'Mountain Dew Mouth' Is Destroying Appalachia's Teeth, Critics Say
Obesity. Diabetes. By now, we've all heard of the health risks posed by drinking too much soda.
But over in Appalachia, the region that stretches roughly from southern New York state to Alabama, the fight against soda is targeting an altogether different concern: rotted teeth.
Public health advocates say soft drinks are driving the region's alarmingly high incidence of eroded brown teeth — a phenomenon dubbed "Mountain Dew mouth," after the region's favorite drink. They want to tackle the problem with policies, including restricting soda purchases with food stamps (now called the Supplemental Nutrition Assistance Program, and currently under debate in Congress).
"We are using taxpayer dollars to buy soda for the SNAP program, and we are using taxpayer dollars to rip teeth out of people's heads who can't afford dental care and are on Medicaid," says Dana Singer, a research analyst at the Mid-Ohio Valley Health Department in Parkersburg, W.Va., who wants to see stricter regulations on sales of all sugary beverages in the region. "It makes no sense to be paying for these things twice."
The beverage industry has repeatedly challenged claims that its products are destroying teeth. But dentists beg to differ.
"I see erosion from the acids in the drinks, and decay from the sugars," says Steven Ghareeb, spokesman for the Academy of General Dentistry and a practicing dentist in South Charleston, W.Va. "They go hand in hand many times, and they're equally bad. I would definitely attribute these problems to drinks." Both sodas and energy drinks, he says, "are more damaging than food."
Dentists have also found that the effects of soda on teeth are strikingly similar to the effects of methamphetamine or crack on teeth, as I reported in May. Drinking more than a soda a day raises the risk that acids found in many soft and energy drinks will eat away at your tooth enamel and its pearly white color. To get a sense of what that looks like, check out this picture.
Back in 2009, Priscilla Harris, an associate professor at the Appalachian College of Law, issued the first battle cry in the war against Mountain Dew mouth with a legal brief titled "Undoing the Damage of the Dew," which explores how the drink became ingrained in the region's culture. Since then, she's been leading the charge to come up with policies to tackle the problem.
Harris says that dental problems are especially bad because dental care is harder to get in Appalachia, which includes many of the poorest and most remote communities in the country. Many people don't trust the well water in their homes because of pollution concerns and probably drink more soda because of it, she says. She's received a grant from the Robert Wood Johnson Foundation to study the problem.
And there's another reason why soda mouth is so pervasive in Appalachia, Harris says: the region's distinct culture of sipping soda constantly throughout the day. Singer adds, "Here in West Virginia, you see people carrying around bottles of Mountain Dew all the time — even at a public health conference."
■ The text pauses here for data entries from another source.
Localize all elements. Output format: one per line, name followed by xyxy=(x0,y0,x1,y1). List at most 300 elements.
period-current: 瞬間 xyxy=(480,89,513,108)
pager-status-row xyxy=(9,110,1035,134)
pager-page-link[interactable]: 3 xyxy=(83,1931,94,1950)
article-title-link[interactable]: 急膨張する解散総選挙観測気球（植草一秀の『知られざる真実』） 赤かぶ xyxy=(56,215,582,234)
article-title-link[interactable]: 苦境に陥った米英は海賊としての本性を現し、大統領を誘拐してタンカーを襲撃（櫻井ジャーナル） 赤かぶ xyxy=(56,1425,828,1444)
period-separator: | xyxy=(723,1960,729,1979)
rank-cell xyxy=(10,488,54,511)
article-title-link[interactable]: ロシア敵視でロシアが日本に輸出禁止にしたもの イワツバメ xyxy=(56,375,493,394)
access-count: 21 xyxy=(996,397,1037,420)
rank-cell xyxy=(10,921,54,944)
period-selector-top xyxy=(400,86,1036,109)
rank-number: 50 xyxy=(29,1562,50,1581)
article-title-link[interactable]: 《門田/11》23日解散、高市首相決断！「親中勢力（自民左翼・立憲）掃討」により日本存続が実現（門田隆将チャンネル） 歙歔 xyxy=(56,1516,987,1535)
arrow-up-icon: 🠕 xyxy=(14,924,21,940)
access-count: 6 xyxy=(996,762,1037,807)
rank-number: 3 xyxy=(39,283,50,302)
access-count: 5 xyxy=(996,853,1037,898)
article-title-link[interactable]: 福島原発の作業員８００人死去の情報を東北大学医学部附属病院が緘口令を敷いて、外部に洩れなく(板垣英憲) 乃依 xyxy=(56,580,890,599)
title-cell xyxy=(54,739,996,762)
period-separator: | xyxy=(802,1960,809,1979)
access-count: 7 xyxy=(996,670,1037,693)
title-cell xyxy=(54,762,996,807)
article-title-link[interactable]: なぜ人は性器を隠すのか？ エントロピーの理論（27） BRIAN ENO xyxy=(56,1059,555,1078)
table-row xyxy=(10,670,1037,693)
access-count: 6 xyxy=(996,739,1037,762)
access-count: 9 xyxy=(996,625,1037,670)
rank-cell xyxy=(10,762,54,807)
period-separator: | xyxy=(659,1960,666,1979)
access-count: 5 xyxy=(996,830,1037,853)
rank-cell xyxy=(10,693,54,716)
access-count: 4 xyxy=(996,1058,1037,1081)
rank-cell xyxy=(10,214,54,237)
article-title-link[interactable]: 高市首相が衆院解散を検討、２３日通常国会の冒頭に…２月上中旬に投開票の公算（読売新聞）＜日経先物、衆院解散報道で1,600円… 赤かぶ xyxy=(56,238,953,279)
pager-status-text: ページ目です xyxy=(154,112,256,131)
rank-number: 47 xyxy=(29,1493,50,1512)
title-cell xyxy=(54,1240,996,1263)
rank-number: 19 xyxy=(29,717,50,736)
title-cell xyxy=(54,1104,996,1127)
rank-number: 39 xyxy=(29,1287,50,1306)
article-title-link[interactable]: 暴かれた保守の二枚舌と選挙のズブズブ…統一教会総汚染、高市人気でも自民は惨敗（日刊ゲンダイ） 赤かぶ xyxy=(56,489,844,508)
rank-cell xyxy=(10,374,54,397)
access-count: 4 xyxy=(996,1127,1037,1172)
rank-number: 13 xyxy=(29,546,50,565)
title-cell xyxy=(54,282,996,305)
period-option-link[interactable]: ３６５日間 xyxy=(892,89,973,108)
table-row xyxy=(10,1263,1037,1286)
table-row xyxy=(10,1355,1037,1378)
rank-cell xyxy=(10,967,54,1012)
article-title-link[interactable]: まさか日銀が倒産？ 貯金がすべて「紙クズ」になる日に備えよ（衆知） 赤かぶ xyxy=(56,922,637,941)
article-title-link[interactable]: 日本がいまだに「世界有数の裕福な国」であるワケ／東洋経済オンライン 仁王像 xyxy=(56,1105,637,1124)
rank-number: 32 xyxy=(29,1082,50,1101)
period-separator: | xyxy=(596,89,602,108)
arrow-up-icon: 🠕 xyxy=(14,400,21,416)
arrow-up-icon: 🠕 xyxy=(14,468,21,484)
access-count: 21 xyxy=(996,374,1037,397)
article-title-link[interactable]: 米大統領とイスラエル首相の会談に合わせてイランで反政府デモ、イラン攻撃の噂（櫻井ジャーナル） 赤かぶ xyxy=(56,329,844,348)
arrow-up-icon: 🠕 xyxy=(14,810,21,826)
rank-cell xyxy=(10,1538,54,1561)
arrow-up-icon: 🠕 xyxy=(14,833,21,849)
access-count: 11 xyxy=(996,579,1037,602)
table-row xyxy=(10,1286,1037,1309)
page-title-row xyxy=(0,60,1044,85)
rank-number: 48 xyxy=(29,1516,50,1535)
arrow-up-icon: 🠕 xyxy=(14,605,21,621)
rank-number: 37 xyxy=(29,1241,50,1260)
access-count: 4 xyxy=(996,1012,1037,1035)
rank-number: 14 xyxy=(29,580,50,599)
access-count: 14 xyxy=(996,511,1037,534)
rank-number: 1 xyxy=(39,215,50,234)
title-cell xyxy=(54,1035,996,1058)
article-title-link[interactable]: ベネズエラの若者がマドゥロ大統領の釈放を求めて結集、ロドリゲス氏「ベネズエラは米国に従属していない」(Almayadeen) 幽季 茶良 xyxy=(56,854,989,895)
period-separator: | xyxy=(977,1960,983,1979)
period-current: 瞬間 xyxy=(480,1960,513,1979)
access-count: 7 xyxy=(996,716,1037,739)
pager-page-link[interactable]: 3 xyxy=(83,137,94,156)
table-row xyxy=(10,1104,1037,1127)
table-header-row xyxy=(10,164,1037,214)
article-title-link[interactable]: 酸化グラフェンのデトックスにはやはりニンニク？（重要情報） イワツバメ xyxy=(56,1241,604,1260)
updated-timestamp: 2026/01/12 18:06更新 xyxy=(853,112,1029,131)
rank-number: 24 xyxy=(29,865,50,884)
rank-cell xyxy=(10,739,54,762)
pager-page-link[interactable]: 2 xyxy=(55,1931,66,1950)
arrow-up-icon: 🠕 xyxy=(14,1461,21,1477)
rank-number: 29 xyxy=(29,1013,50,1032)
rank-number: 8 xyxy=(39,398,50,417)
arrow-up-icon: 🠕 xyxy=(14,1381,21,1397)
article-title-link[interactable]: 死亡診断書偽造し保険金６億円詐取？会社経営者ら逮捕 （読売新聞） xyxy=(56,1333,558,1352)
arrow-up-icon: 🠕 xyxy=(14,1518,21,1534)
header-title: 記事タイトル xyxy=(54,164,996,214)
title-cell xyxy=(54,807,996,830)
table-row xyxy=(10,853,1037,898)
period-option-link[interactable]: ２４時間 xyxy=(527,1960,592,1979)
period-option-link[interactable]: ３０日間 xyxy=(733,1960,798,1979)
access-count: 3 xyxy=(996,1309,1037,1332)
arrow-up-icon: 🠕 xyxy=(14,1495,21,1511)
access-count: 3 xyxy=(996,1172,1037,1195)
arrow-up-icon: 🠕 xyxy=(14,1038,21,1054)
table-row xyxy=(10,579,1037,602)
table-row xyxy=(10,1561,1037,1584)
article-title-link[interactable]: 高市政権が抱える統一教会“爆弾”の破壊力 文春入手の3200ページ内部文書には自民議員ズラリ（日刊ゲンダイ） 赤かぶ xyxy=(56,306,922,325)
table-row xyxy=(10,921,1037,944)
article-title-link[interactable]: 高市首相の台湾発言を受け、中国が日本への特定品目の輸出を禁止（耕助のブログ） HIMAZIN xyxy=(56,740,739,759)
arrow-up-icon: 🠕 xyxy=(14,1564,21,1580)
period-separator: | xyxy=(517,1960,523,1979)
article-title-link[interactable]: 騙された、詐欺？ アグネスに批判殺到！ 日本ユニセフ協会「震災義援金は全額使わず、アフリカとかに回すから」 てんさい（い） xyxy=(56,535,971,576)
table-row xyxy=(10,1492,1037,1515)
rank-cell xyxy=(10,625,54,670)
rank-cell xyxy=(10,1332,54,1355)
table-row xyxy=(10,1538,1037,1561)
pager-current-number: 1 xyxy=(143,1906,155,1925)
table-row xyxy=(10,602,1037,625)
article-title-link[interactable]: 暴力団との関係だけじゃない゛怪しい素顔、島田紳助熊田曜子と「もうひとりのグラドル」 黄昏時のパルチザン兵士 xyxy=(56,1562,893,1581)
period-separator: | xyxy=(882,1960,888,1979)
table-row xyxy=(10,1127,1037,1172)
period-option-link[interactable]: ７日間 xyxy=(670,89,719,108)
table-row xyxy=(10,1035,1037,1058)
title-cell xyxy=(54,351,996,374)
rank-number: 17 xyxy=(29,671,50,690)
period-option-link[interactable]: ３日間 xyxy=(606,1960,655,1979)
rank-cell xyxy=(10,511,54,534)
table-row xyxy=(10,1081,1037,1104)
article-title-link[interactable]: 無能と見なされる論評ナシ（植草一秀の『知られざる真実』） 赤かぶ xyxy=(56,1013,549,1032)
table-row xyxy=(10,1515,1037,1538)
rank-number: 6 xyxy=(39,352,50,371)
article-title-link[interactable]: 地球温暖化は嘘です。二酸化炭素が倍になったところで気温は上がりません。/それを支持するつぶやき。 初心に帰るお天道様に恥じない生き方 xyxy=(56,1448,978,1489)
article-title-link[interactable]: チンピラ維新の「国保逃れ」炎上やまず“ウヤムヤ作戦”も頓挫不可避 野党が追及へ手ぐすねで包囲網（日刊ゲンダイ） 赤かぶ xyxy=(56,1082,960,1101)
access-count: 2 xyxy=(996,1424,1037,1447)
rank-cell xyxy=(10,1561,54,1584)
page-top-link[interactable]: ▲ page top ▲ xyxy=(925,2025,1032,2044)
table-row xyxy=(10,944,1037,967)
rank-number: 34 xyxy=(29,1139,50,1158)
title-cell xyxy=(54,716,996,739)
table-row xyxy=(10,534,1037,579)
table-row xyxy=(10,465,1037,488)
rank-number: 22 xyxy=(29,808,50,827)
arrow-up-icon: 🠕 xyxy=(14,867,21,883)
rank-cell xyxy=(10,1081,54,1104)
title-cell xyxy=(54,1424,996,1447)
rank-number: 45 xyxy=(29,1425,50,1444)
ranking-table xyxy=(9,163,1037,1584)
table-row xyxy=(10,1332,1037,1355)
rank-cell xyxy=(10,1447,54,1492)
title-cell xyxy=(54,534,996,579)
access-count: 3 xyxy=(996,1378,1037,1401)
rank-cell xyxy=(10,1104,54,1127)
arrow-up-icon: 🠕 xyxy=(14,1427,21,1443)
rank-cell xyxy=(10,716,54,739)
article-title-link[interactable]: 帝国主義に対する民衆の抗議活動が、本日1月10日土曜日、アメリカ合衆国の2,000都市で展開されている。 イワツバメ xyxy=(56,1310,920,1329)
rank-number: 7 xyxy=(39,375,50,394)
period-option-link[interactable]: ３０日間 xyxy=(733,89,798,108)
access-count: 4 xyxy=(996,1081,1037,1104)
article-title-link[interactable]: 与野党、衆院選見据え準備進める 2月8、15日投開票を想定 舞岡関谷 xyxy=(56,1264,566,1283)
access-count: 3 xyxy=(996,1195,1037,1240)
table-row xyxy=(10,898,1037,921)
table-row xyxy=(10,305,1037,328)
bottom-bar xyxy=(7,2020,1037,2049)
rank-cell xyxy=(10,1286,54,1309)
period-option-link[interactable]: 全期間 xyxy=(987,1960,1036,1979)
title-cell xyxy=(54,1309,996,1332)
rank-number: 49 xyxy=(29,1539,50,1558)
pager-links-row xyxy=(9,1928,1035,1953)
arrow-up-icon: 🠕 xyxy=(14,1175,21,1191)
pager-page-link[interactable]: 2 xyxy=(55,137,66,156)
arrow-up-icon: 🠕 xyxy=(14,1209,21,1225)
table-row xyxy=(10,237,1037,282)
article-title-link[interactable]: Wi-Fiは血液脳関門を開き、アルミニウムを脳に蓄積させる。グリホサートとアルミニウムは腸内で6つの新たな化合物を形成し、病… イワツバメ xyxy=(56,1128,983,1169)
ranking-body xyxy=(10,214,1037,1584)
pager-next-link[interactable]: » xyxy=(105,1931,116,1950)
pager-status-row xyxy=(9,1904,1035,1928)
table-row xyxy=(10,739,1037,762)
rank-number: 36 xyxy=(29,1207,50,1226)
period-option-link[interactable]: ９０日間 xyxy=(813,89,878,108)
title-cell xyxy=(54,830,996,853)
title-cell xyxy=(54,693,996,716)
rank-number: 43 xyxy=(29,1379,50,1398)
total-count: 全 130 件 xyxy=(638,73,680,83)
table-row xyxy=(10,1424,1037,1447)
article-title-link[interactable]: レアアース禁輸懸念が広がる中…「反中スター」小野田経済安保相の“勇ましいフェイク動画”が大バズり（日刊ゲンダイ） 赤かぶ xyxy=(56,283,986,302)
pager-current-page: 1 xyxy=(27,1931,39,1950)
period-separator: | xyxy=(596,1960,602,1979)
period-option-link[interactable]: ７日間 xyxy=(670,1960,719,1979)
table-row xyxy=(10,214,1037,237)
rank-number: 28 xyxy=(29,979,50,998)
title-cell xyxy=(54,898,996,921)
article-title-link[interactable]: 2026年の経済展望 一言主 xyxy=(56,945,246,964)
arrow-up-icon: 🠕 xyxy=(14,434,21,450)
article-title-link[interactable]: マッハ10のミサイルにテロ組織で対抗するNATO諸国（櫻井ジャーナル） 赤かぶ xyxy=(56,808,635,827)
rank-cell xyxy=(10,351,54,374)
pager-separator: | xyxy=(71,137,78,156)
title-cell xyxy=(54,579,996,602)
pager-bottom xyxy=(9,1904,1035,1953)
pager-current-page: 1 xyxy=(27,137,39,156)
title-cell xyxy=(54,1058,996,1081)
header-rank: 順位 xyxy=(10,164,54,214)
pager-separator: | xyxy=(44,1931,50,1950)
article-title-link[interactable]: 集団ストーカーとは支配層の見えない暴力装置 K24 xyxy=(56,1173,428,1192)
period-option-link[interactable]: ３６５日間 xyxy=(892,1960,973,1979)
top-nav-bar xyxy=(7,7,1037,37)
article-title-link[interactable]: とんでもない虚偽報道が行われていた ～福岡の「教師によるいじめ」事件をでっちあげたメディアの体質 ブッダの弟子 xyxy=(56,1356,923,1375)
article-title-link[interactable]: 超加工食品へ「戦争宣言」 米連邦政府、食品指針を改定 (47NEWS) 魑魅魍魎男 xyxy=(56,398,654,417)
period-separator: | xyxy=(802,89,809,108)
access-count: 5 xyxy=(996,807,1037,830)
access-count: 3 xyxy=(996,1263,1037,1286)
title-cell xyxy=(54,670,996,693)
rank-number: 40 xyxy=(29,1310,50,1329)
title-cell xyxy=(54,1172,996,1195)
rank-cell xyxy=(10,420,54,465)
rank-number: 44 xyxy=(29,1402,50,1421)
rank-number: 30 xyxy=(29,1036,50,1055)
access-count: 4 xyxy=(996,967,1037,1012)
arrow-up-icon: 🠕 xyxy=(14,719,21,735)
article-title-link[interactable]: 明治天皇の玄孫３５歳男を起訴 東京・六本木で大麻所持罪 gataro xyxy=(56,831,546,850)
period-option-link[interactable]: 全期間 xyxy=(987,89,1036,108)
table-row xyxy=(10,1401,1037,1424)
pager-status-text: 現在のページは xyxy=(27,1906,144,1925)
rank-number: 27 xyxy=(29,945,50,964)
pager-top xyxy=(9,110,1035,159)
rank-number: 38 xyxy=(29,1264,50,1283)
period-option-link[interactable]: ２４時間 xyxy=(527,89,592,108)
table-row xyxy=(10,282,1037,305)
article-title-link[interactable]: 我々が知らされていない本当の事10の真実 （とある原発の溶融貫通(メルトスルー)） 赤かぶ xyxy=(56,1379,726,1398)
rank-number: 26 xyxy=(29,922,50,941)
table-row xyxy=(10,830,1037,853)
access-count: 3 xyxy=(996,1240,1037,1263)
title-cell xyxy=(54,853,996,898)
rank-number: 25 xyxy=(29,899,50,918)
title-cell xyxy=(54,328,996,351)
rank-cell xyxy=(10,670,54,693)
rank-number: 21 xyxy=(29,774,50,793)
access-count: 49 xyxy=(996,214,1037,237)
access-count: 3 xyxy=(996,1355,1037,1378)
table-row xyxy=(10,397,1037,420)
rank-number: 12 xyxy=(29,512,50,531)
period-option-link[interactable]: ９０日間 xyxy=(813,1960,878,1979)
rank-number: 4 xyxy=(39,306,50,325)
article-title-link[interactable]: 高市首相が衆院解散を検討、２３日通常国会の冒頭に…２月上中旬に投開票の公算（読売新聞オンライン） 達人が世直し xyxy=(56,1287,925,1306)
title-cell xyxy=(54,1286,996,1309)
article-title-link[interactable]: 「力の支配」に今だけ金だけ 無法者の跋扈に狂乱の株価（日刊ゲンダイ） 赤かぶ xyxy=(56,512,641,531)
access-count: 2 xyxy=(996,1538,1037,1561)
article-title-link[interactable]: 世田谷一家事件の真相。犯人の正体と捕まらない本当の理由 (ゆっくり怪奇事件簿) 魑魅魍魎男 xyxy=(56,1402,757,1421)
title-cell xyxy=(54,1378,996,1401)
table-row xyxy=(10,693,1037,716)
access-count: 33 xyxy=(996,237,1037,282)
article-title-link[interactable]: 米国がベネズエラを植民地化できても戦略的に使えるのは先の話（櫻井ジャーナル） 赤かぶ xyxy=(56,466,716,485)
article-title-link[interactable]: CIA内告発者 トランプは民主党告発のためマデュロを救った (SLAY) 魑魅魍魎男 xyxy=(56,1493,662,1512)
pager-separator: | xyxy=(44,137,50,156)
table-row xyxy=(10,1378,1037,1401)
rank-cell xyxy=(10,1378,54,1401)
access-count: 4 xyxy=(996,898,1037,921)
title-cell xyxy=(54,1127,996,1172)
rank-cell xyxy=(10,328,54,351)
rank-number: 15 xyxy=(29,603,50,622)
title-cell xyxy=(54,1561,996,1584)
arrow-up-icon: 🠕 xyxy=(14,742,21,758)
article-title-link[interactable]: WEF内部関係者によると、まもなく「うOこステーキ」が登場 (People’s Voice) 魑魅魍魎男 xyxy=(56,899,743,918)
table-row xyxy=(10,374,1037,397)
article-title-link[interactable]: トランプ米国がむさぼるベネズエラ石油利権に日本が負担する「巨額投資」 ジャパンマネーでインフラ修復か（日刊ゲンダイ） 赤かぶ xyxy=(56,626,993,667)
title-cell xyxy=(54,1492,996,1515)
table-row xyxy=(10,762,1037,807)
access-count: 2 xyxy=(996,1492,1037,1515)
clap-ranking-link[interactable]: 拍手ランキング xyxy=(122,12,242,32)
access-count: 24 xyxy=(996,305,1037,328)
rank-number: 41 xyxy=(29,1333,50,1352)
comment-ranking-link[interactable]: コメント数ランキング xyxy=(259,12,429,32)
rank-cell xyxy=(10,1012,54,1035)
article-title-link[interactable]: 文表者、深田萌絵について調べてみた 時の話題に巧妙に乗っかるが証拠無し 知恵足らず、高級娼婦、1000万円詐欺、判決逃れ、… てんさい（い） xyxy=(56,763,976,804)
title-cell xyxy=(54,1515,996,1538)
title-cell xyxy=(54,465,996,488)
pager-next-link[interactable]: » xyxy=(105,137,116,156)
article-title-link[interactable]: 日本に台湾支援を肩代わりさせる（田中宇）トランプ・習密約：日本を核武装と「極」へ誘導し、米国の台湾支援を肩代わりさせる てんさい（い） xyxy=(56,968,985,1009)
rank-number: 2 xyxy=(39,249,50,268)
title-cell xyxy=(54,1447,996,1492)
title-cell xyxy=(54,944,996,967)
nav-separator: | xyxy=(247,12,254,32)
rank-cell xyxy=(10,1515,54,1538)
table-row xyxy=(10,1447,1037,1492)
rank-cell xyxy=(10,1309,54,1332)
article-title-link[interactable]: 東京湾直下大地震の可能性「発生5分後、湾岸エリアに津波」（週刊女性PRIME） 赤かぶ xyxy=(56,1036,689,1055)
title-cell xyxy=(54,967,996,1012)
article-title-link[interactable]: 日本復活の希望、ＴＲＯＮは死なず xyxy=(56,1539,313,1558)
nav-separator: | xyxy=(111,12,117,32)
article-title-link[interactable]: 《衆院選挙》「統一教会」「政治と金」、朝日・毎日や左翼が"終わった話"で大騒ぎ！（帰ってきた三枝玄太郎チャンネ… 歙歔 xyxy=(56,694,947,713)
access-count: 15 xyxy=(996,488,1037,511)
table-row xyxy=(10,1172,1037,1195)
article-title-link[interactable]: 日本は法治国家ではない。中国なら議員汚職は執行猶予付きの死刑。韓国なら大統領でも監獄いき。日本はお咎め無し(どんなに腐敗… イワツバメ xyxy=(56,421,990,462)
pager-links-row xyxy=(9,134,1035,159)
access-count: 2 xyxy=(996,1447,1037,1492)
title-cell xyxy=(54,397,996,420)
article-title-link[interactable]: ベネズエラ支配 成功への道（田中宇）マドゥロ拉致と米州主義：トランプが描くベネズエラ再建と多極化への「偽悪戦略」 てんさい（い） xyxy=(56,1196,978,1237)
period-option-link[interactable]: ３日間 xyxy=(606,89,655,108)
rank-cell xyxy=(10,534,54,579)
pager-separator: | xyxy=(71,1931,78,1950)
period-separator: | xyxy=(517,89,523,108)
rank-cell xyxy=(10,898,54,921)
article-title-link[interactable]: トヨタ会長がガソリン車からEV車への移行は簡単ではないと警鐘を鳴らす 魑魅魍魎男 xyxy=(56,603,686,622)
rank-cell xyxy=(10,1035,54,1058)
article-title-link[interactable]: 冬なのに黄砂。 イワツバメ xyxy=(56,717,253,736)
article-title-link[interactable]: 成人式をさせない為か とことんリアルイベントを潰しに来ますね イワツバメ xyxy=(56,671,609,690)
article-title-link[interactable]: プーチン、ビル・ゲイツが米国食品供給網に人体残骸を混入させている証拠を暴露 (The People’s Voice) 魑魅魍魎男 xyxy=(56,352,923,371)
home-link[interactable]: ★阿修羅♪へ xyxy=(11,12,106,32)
The drink is also native to the region. Mountain Dew was invented in Tennessee, before PepsiCo bought the brand.
"What Mountain Dew has going for it is that it's high in caffeine and high in sugar," Harris says, adding, "Students tell us it tastes best, and it's a habit."
While Harris says that there aren't a lot of comprehensive surveys of dental health in Appalachia, signs of a rampant problem are unmistakable: Some 26 percent of preschoolers in the region have tooth decay, and 15 percent of 18- to 24-year-olds have had a tooth extracted because of decay or erosion. That's according to calculations by Singer, who is working with Harris.
The elderly are affected, too. Some 67 percent of West Virginians age 65 or older have lost six or more teeth owing to tooth decay or gum disease, according to the Centers for Disease Control and Prevention.
Singer says one of the best opportunities to curb the problem is targeting programs like SNAP, which allows recipients to buy soda. According to a 2012 study by Yale's Rudd Center for Food Policy and Obesity, the federal government is spending $1.7 billion to $2.1 billion on soda purchases through SNAP.
Under current guidelines, any kind of soda of any size can be purchased with a SNAP card — even Mountain Dew, which has 170 calories in a single 12-ounce can.
Various states, from Florida to Tennessee, have proposed bills that would restrict the use of SNAP to buy soda, sugary treats or other unhealthful foods. Singer says she would like to see West Virginia and other states in Appalachia try this approach.
Basic education, says Harris, is also needed: "We also just need to let people know that you can drink these drinks safely, but they can also do harm."